The film begins conventionally, in an 'exterior' set which is clearly within an indoor studio, yet which still looks realistic. A curate (in dog collar) meets a little girl (barely more than a toddler, in smock and poke bonnet) in the street, and he briefly speaks to her while a nearby woman observes. All quite innocent ... but now we see that woman relating this news to another woman, who relates it to another, and so forth. This occurs in a series of indoor tableaux, while -- in a rectangular inset in the upper portion of the frame -- we see the gradually escalating tale which each gossip passes to the next. Like a game of Chinese Whispers, the story gets farther from the truth with each retelling. We see the girl maturing from toddler to teen to flirtatious young lady, while the curate's exchange with her becomes increasingly more intimate.

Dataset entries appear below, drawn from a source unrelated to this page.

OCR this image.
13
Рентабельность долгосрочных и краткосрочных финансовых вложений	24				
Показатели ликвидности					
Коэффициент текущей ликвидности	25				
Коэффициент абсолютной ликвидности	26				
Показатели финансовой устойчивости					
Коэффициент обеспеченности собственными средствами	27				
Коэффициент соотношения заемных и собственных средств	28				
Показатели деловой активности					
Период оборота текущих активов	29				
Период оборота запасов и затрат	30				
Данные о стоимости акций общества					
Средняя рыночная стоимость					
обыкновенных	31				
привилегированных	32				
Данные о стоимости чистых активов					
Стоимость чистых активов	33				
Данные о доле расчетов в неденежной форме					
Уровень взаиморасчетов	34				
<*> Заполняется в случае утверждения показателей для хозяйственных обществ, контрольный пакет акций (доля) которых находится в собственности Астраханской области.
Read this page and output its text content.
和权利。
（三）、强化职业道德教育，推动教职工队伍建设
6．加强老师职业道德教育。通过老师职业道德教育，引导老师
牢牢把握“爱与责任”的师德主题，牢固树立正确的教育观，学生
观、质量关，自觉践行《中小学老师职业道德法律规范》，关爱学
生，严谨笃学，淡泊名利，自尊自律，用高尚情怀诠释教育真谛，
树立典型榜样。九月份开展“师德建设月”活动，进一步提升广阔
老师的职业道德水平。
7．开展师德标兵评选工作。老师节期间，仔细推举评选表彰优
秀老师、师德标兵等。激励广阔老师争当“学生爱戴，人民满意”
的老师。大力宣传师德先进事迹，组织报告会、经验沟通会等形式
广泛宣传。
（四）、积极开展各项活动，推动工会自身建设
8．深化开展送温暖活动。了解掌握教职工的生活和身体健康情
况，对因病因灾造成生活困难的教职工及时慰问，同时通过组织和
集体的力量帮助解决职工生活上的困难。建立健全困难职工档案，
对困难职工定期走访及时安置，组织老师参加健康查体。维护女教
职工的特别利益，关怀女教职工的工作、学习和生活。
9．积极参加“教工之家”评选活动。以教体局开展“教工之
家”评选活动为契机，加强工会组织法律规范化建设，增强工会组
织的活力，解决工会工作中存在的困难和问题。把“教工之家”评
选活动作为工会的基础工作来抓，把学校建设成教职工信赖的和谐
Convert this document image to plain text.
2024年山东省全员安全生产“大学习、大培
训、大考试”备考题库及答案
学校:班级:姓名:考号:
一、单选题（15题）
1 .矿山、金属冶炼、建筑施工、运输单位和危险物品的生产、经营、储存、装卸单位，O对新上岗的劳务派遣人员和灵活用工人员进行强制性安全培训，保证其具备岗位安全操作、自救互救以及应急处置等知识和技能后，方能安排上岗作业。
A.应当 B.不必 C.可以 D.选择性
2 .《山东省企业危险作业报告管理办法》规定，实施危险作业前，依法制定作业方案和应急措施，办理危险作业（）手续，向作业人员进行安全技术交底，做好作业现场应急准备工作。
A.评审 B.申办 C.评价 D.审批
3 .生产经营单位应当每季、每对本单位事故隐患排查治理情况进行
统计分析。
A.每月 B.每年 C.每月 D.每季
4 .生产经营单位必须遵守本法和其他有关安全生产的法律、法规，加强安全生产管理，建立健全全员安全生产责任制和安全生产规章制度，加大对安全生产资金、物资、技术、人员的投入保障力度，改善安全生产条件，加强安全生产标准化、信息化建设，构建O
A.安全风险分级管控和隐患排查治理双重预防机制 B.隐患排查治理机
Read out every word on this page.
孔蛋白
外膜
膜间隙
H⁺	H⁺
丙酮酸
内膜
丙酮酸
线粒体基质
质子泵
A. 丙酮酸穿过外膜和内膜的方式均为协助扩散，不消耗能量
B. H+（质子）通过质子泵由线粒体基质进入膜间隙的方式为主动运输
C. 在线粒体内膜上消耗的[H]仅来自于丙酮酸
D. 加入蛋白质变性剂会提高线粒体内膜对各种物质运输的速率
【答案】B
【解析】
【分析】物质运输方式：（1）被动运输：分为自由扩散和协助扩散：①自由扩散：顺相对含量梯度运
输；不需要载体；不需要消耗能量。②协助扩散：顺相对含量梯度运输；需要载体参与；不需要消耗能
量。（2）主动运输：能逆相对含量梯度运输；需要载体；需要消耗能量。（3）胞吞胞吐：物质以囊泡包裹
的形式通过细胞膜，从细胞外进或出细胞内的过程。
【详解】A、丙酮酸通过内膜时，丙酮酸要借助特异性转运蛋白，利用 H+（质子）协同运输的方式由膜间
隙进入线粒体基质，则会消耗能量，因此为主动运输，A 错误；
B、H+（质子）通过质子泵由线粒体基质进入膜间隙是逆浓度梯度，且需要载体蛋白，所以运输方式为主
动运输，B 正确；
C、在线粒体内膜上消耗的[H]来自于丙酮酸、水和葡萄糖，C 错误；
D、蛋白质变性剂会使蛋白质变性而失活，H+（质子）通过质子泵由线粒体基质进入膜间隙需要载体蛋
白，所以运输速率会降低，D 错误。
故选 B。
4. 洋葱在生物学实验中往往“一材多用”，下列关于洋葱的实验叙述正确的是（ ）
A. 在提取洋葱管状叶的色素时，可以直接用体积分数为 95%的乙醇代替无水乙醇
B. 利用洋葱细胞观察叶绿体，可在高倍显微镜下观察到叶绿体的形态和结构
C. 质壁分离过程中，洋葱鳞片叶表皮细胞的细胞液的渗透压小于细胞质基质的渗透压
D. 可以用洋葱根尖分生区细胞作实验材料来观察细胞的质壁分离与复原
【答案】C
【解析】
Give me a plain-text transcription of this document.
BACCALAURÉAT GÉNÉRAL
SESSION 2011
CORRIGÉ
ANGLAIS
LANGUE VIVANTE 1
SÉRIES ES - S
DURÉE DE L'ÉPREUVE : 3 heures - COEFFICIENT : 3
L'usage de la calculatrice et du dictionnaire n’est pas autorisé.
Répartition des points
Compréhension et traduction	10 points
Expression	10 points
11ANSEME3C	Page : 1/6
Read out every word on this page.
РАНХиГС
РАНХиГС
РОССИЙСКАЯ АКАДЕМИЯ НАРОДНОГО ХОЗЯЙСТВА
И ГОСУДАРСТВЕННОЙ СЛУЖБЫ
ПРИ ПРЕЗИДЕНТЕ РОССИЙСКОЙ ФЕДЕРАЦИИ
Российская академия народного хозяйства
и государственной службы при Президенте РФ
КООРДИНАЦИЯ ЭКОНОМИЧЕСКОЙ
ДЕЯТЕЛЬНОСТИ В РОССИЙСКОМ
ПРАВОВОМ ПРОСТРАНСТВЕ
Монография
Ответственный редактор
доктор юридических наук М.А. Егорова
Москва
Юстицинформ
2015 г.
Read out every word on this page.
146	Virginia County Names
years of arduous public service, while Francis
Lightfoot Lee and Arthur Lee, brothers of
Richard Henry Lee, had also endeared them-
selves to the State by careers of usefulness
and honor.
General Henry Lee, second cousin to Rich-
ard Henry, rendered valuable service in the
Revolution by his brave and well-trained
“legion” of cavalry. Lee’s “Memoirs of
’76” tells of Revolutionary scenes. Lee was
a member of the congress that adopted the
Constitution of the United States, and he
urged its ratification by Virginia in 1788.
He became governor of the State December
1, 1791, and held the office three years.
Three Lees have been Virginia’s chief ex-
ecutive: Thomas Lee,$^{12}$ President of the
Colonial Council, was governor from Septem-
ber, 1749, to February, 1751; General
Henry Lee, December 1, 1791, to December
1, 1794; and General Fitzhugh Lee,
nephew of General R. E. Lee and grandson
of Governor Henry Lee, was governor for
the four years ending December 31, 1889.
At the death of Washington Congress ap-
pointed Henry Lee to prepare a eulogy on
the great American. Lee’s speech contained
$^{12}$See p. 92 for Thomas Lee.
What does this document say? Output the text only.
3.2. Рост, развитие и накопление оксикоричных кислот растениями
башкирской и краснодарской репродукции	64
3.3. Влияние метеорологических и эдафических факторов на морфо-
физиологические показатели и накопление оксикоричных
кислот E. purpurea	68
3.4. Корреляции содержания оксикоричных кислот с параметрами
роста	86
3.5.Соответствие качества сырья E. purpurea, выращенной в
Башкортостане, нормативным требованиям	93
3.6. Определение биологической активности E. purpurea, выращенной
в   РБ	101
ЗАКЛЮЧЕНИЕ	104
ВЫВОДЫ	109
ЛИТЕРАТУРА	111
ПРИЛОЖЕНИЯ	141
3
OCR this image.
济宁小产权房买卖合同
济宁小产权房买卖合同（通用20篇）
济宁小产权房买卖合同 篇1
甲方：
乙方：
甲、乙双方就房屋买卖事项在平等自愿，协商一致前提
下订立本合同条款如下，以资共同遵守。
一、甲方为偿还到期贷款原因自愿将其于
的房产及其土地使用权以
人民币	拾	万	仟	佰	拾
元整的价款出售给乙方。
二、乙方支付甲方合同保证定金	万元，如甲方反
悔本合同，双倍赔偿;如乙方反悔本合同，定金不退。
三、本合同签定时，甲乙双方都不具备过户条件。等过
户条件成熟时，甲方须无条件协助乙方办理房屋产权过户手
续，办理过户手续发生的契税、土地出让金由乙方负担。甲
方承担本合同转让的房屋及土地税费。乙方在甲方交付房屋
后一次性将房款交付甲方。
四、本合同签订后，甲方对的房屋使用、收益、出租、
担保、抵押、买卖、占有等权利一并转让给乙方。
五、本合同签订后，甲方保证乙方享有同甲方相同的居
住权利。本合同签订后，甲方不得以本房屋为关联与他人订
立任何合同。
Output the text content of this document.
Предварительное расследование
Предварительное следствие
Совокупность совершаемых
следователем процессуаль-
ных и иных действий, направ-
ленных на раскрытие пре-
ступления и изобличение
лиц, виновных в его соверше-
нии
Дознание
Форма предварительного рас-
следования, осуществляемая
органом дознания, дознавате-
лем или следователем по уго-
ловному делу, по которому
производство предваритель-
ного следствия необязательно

SPOILER: Eventually, of course, the story comes full circle ... with the curate hearing (and the audience seeing) the scandalous tale of how he openly embraced a young flirt in the street. I was reminded of Norman Rockwell's famous painting 'Gossip', in which a story is passed from person to person until it returns to its originator. In fact, I wonder if Norman Rockwell ever saw 'What the Curate Really Did'. I'll rate this ground-breaking -- and amusing -- film a full 10 points out of 10.